Thursday, July 24, 2003

I Wasn't Born With Enough Middle Fingers
Yea biatch. Uhm..I'm bored now. I went to some thrift stores today with Jenny. I bought a black pleated skirt. It looks cool with fishnets and boots. I wish I had combat boots though. If someone out there would like to give me or buy me a pair of combat boots please email me @ marilyns_spookykid2001@yahoo.com Snazzy...
In other news, I'm waiting for my Benadryl to kick in so I'll be drowsy. But it hasn't yet.
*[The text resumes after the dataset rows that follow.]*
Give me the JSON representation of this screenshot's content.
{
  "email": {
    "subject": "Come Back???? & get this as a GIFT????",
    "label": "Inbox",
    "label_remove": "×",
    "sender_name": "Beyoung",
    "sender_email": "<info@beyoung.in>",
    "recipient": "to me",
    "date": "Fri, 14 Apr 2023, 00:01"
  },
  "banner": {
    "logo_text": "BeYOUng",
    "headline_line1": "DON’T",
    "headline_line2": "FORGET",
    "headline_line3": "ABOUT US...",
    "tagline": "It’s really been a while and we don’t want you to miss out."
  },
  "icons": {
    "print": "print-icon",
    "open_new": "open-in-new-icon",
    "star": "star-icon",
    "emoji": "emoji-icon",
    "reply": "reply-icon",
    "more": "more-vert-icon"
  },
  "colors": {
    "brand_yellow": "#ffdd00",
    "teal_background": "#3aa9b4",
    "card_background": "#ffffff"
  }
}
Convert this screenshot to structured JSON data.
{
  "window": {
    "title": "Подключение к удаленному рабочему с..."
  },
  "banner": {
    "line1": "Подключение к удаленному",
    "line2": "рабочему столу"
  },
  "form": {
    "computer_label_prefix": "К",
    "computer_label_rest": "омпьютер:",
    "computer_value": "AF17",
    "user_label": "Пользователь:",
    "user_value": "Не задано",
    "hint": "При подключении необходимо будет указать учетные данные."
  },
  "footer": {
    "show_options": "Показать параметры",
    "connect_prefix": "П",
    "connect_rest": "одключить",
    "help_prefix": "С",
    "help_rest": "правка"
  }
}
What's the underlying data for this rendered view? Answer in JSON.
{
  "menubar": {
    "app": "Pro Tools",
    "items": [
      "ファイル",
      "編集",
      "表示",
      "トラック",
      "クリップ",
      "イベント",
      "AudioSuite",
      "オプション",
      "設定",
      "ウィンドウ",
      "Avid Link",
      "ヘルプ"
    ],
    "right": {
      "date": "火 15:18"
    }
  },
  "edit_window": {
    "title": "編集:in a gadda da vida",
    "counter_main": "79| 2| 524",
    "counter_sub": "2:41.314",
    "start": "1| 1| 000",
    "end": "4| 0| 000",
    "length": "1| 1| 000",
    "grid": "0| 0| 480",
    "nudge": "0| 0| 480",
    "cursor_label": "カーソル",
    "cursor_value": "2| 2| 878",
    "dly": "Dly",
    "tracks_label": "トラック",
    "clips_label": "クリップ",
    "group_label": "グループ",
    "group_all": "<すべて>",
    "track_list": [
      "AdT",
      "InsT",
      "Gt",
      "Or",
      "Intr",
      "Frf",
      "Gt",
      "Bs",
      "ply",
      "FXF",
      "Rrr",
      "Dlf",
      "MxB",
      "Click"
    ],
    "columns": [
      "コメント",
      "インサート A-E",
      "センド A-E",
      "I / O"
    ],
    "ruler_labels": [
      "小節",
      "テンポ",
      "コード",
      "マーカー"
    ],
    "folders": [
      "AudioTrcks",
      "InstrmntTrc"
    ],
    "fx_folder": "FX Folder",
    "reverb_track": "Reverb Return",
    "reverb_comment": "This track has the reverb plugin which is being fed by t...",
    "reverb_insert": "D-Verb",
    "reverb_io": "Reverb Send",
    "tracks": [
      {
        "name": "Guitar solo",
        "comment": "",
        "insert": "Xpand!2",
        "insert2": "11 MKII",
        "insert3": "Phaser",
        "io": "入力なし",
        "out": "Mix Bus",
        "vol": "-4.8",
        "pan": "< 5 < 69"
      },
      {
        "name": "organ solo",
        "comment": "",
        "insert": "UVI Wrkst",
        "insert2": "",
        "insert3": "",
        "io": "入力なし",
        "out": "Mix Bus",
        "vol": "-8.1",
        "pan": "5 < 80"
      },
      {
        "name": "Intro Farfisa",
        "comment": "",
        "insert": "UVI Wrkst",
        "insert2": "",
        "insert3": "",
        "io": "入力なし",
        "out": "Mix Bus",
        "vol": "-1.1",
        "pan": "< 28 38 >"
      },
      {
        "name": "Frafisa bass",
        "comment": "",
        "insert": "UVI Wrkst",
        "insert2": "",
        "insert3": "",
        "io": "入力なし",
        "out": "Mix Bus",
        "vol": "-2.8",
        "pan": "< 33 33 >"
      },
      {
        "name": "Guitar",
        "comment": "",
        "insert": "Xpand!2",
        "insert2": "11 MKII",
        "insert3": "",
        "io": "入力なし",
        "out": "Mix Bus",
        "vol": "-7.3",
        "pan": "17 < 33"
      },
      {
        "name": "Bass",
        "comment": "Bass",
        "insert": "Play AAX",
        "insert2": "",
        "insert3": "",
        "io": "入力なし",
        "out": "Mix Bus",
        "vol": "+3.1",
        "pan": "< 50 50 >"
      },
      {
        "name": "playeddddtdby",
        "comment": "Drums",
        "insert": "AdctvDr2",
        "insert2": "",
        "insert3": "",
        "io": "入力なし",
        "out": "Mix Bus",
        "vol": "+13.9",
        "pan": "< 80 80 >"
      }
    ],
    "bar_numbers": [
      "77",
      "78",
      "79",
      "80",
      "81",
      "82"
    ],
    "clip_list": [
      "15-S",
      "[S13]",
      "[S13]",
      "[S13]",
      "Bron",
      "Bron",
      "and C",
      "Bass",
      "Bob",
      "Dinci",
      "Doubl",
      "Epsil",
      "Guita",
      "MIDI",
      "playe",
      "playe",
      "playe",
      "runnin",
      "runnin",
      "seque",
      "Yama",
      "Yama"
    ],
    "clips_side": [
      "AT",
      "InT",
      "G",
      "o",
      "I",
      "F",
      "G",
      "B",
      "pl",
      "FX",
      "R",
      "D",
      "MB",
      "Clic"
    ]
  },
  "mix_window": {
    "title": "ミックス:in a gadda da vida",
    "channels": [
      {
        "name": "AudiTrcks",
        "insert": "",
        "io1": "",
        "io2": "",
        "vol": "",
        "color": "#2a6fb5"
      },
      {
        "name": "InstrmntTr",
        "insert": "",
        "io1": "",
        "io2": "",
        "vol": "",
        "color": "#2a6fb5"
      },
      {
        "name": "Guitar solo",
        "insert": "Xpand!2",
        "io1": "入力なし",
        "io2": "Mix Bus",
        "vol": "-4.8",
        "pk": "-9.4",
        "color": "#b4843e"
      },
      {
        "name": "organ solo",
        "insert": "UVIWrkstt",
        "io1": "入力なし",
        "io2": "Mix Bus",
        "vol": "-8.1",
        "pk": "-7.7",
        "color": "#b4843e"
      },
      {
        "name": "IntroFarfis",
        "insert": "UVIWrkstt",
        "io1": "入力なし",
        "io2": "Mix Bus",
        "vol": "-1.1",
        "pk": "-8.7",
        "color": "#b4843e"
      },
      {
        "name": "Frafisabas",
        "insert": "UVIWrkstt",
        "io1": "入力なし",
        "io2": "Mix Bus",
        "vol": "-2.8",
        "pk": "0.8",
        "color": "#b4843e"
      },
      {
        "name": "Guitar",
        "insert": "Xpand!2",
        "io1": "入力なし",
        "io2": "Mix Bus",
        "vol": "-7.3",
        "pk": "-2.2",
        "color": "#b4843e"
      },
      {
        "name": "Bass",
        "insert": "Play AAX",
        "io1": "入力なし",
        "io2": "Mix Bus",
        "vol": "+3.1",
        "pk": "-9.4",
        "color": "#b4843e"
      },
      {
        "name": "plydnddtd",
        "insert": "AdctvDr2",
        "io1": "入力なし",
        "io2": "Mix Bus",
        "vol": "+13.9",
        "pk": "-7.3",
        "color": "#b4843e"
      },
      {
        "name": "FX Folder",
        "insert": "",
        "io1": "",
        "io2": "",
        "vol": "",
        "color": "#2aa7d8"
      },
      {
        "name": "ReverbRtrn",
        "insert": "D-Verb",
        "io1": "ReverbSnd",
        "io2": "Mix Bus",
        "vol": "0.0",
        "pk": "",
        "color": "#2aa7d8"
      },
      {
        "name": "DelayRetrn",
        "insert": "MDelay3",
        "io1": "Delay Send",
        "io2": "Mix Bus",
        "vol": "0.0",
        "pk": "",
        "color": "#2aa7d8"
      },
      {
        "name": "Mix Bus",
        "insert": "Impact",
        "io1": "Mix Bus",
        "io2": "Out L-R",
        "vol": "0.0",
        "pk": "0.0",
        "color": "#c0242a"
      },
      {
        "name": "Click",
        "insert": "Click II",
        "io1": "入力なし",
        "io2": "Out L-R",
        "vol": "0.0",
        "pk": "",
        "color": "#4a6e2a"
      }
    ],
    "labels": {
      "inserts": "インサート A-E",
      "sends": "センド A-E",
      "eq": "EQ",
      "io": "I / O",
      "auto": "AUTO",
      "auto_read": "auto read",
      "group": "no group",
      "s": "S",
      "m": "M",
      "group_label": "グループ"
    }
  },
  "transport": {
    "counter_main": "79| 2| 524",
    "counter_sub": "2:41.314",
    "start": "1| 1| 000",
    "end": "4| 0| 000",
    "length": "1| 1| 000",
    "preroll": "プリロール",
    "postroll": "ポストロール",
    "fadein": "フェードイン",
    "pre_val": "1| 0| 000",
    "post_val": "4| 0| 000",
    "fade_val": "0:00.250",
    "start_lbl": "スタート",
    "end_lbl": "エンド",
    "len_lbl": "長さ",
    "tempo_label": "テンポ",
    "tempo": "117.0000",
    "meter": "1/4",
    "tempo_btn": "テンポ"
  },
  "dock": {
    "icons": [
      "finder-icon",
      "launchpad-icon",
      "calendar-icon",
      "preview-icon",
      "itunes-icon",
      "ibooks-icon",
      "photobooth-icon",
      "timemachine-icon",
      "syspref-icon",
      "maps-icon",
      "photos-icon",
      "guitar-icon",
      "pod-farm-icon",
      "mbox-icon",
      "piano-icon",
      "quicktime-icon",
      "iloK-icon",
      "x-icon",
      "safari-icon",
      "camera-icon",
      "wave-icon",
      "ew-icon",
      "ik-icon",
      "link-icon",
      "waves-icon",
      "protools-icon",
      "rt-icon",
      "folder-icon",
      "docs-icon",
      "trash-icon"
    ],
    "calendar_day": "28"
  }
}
I wish my stepbrother Jeff would grow up. He's gonna be 21 in 3 weeks. I think I may have posted about him before. It just really bothers me. He does whatever he wants and has so much more than I do. But he acts like I'm the "golden child" and I never get in trouble and I have everything. Everyone knows that's not true. Mmmm kay, I got a broken stereo and blown-out Chucks. And bras one cup size too small. I can keep on going but I won't. But I'm still gratful that I have a roof over my head and hot meals (amen sistah). He's not grateful for anything. I can't read his mind, but his actions show it. I talked to him the other day and thought, "hmm maybe things will be ok". Hot damn, am I naive. I don't do things to get yelled at, that's what I'm usually not yelled at. He does stuff and doesn't get yelled at. He gets treated better and he should know it. What does he think we're all living up here and smoking Cuban cigars while we have a maid named Lucy wipe our asses for us? Come on, open your fuckin' eyes. I want to be friends with him, I do. When I found out we were moving in together I thought it'd be cool to have an older brother. But it's not like that at all. He never even talks to me. Whatever, I'm outta dis bitch in another year. I'm started to get tired. Maybe I'll further this post at a later time. Much honkey luv to all.